2. **Neural Network Model:** A deep learning model (specifically, an LSTM network) that learns to predict the next word from the text data.

## ⚙️ Requirements

* Python 3.x
* nltk
* tensorflow
* numpy

To install the dependencies, run:

```bash
pip install nltk tensorflow numpy
```

## 🚀 Usage

1. Clone the repository.
2. Run the `next_word_prediction.py` script.
3. You will be prompted to enter the following:
* The value of `n` for the N-gram model (e.g., 3 for trigrams).
* The seed text for prediction.
* The model type (`ngram` or `nn`).

```bash
python next_word_prediction.py --corpus
```

## 📊 N-gram Model

The N-gram model uses Laplace smoothing to handle unseen N-grams. The smoothing factor (alpha) is set to 1 by default. The vocabulary size is determined from the training corpus.

## 🧠 Neural Network Model

The neural network model is a simple LSTM network with an embedding layer, an LSTM layer, and a dense output layer. The model is trained on the input text data. It's crucial to have a large enough corpus for effective training.

## 💾 Training Data

The project uses `Pride and Prejudice.txt` as the default training data.
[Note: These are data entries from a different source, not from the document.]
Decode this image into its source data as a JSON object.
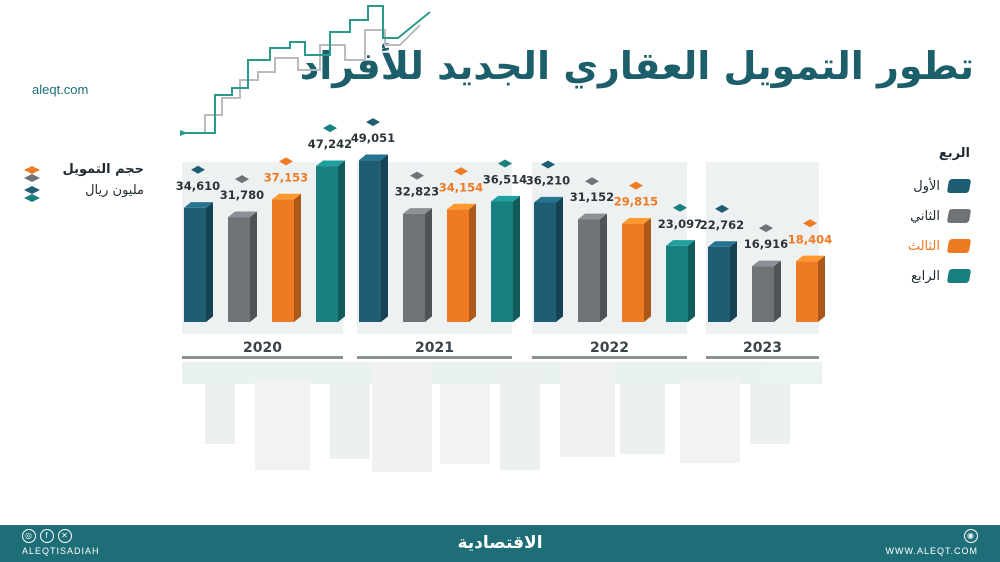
{
  "title": "تطور التمويل العقاري الجديد للأفراد",
  "site_url": "aleqt.com",
  "unit": {
    "line1": "حجم التمويل",
    "line2": "مليون ريال"
  },
  "legend": {
    "heading": "الربع",
    "items": [
      {
        "label": "الأول",
        "color": "#1f5d73"
      },
      {
        "label": "الثاني",
        "color": "#6e7377"
      },
      {
        "label": "الثالث",
        "color": "#ef7a24"
      },
      {
        "label": "الرابع",
        "color": "#17807e"
      }
    ]
  },
  "footer": {
    "left_handle": "ALEQTISADIAH",
    "brand": "الاقتصادية",
    "right_url": "WWW.ALEQT.COM",
    "icons": [
      "instagram-icon",
      "facebook-icon",
      "x-icon"
    ]
  },
  "chart_data": {
    "type": "bar",
    "categories": [
      "2020",
      "2021",
      "2022",
      "2023"
    ],
    "series": [
      {
        "name": "الأول",
        "values": [
          34610,
          49051,
          36210,
          22762
        ]
      },
      {
        "name": "الثاني",
        "values": [
          31780,
          32823,
          31152,
          16916
        ]
      },
      {
        "name": "الثالث",
        "values": [
          37153,
          34154,
          29815,
          18404
        ]
      },
      {
        "name": "الرابع",
        "values": [
          47242,
          36514,
          23097,
          null
        ]
      }
    ],
    "labels": [
      [
        "34,610",
        "31,780",
        "37,153",
        "47,242"
      ],
      [
        "49,051",
        "32,823",
        "34,154",
        "36,514"
      ],
      [
        "36,210",
        "31,152",
        "29,815",
        "23,097"
      ],
      [
        "22,762",
        "16,916",
        "18,404",
        ""
      ]
    ],
    "colors": [
      "#1f5d73",
      "#6e7377",
      "#ef7a24",
      "#17807e"
    ],
    "ylim": [
      0,
      50000
    ],
    "legend_position": "right"
  }
}
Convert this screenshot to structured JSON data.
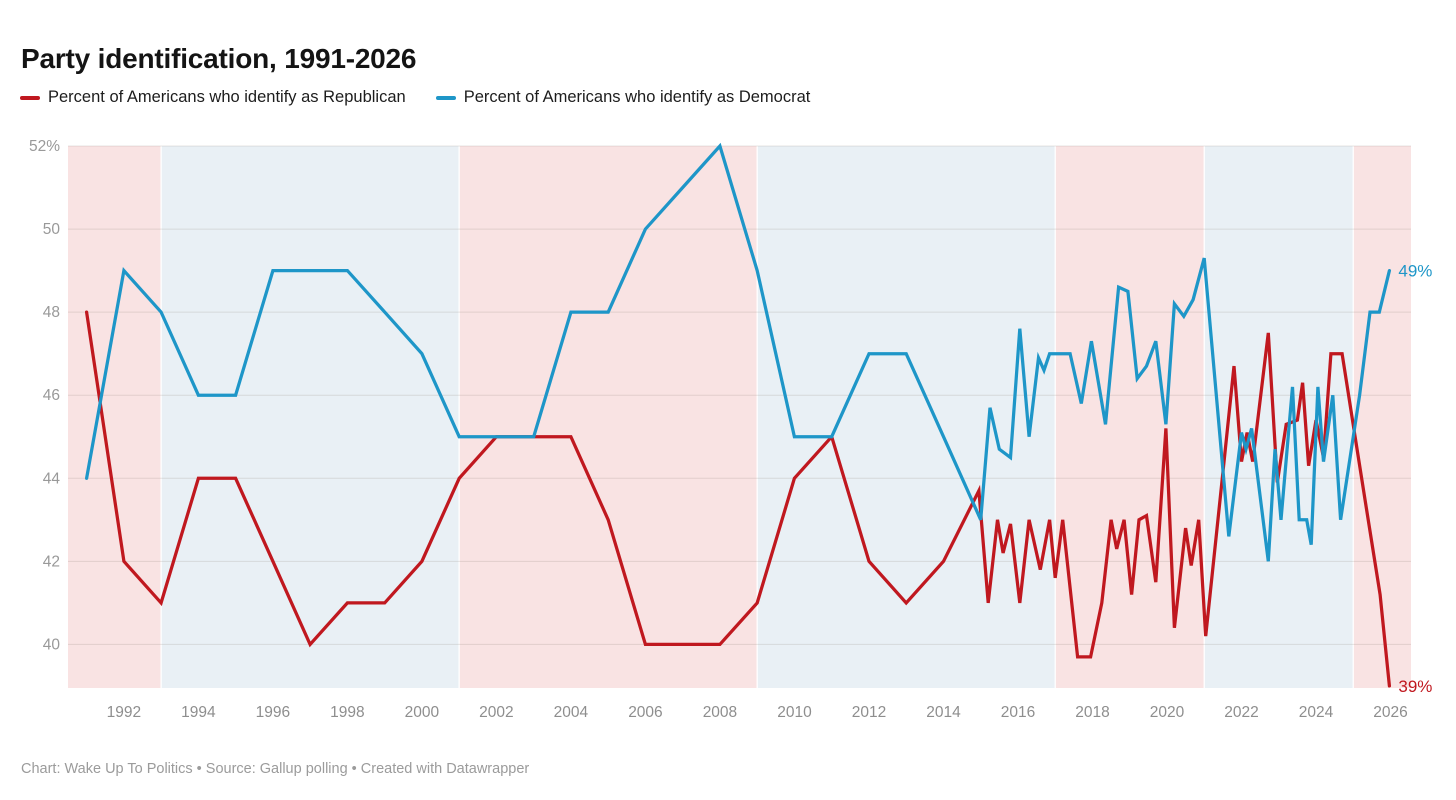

You can replace this file with your own text file.

## 📝 Notes

* The neural network model may require significant training time depending on the size of the corpus.
* The performance of the models depends on the quality and size of the training data.
* The neural network implementation is a basic example and can be further improved by tuning hyperparameters, adding more layers, or using different architectures.